What's the difference between Firecrawl and Fetch MCP?

Fetch MCP retrieves single pages. Firecrawl crawls entire websites following links, extracting structured data, and handling JavaScript rendering. Use Fetch for single pages, Firecrawl for comprehensive site crawling.

Does Firecrawl require an API key?

Yes, Firecrawl is a paid service. You need an API key from firecrawl.dev. They offer a free tier for getting started.

Can Firecrawl handle JavaScript-rendered sites?

Yes! Firecrawl uses headless browsers to render JavaScript before extracting content, making it effective for modern SPAs and dynamic websites.

How many pages can I crawl?

Depends on your Firecrawl plan. Free tier has limits; paid plans offer more. You can also limit crawls programmatically (e.g., max 100 pages).

What format does Firecrawl return?

Firecrawl returns structured data: markdown content, metadata, links, and optional custom extracted fields. In v2.5 (2025), it also offers Semantic Index for historical web data access.

Is it legal to crawl websites?

Depends on the site's terms of service and robots.txt. Always respect site policies, don't overload servers, and avoid scraping personal data without consent.

Can I extract specific data like prices or contacts?

Yes! Firecrawl supports custom extraction schemas. Define what data you want (prices, emails, addresses) and it extracts structured results.

How fast is Firecrawl?

Very fast - it's optimized for speed with parallel crawling. A 100-page site typically takes seconds to minutes depending on complexity.

Firecrawl MCP Server: Deep Website Crawling for AI

TL;DR - Firecrawl MCP Quick Start

Crawl entire websites for AI analysis - Deep extraction and structured data.

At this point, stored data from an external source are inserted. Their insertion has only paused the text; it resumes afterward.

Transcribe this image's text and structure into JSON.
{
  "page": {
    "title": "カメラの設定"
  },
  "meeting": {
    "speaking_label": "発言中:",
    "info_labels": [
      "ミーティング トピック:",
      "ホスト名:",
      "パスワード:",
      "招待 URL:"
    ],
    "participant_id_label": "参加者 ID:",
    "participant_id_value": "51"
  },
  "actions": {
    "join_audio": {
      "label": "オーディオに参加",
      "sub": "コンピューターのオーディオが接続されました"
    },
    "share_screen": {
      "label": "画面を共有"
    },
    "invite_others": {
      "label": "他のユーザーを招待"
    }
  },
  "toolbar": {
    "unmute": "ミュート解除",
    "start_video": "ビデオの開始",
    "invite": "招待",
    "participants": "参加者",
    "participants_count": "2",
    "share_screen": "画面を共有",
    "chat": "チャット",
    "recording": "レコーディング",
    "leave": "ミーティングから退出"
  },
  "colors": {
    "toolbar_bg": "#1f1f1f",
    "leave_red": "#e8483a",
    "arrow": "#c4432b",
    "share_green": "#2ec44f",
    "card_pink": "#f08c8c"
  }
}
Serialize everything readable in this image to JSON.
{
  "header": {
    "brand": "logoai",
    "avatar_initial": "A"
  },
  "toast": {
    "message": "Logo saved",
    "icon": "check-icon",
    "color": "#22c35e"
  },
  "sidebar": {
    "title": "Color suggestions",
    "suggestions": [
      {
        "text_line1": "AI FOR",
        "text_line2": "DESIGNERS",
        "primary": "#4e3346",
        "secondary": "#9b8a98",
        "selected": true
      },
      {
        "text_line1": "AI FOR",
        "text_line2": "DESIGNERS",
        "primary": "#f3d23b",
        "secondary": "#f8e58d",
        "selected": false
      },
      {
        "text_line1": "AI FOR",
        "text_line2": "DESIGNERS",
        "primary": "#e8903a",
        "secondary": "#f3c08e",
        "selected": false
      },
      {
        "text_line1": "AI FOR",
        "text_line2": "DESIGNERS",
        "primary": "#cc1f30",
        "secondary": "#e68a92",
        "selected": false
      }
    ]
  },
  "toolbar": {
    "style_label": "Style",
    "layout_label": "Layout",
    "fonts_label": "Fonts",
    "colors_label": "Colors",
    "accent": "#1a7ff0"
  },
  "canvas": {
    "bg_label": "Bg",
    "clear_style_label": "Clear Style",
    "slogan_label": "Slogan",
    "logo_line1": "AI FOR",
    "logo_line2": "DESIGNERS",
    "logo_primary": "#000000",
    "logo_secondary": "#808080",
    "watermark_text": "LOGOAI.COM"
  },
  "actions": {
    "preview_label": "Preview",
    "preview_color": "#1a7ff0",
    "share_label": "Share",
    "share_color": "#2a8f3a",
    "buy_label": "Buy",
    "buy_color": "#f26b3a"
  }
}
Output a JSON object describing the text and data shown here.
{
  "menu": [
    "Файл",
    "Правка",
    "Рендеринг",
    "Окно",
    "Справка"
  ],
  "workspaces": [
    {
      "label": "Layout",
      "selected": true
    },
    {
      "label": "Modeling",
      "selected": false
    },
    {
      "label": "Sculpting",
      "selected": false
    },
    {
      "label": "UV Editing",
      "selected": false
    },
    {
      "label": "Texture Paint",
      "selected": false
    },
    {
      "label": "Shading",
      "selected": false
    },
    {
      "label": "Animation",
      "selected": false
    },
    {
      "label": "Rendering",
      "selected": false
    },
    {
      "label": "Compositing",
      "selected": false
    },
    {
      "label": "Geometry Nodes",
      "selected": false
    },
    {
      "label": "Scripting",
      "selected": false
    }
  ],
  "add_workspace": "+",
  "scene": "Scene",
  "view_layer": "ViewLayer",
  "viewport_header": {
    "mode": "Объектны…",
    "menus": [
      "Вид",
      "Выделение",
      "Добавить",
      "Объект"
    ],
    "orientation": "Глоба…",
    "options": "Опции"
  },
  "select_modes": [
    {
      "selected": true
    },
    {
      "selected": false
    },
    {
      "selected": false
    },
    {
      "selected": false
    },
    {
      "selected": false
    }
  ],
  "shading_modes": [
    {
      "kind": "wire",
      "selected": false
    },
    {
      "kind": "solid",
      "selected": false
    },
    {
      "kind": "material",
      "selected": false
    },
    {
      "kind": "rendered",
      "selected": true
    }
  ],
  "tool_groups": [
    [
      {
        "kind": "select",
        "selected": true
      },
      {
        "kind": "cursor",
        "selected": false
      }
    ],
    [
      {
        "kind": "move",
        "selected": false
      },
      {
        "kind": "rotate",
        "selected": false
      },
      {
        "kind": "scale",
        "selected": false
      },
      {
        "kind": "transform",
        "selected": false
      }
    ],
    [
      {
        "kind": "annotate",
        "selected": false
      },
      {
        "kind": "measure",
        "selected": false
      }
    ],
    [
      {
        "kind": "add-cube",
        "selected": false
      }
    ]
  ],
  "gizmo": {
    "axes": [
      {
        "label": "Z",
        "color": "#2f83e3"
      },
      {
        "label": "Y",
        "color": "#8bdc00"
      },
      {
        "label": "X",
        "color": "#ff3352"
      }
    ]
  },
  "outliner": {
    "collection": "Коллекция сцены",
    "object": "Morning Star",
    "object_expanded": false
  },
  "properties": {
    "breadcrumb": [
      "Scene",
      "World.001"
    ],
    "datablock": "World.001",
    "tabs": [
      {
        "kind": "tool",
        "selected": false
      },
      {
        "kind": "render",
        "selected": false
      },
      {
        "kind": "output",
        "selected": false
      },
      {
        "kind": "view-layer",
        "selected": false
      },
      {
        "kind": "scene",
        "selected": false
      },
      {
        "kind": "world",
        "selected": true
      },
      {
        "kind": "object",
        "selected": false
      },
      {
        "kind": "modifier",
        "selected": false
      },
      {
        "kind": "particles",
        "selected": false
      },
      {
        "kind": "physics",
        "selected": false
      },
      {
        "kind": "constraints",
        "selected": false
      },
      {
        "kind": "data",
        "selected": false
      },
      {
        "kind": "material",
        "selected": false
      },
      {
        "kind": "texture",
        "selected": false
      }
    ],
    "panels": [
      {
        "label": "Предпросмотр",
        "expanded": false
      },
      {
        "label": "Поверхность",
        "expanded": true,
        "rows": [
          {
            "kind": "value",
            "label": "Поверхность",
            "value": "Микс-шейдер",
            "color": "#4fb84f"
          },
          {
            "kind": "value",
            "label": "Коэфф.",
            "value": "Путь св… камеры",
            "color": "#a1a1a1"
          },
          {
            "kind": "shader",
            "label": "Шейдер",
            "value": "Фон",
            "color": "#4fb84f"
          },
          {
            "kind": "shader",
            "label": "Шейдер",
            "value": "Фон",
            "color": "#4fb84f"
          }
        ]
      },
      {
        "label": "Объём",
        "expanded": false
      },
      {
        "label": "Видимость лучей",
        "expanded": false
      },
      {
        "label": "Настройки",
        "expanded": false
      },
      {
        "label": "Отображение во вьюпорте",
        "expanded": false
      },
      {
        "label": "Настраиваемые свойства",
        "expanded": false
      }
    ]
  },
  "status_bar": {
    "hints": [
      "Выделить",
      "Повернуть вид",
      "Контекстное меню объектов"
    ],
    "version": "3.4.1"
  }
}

🆕 2025: Firecrawl v2.5 introduces Semantic Index for 40% faster data access, Agent endpoint, and AI-native search capabilities! For an introduction to MCP, see the MCP Introduction guide.

Quick Setup:

{
  "mcpServers": {
    "firecrawl": {
      "command": "npx",
      "args": ["-y", "firecrawl-mcp"],
      "env": {
        "FIRECRAWL_API_KEY": "fc-your-api-key-here"
      }
    }
  }
}

What you can do:

🕷️ Crawl: Entire websites following links
📄 Extract: Structured content and metadata
🔍 Scrape: Single pages with JS rendering
📊 Map: Discover all pages on a site
🎯 Extract: Custom data schemas

Example conversation:

You: Crawl docs.example.com and summarize the documentation structure

Claude: Crawling docs.example.com...

        **Site Structure (47 pages)**
        
        📁 Getting Started (5 pages)
        ├── Introduction
        ├── Installation
        ├── Quick Start
        ├── Configuration
        └── First Steps
        
        📁 Core Concepts (12 pages)
        ├── Architecture
        ├── Components
        ...
        
        📁 API Reference (30 pages)
        ├── Authentication
        ├── Endpoints
        ...

💡 Requires Firecrawl API key - Get one at firecrawl.dev

🤖 AI-Native: Designed specifically for LLMs, RAG pipelines, and agentic systems. For more on RAG, see the RAG, Embeddings & Vector Databases guide.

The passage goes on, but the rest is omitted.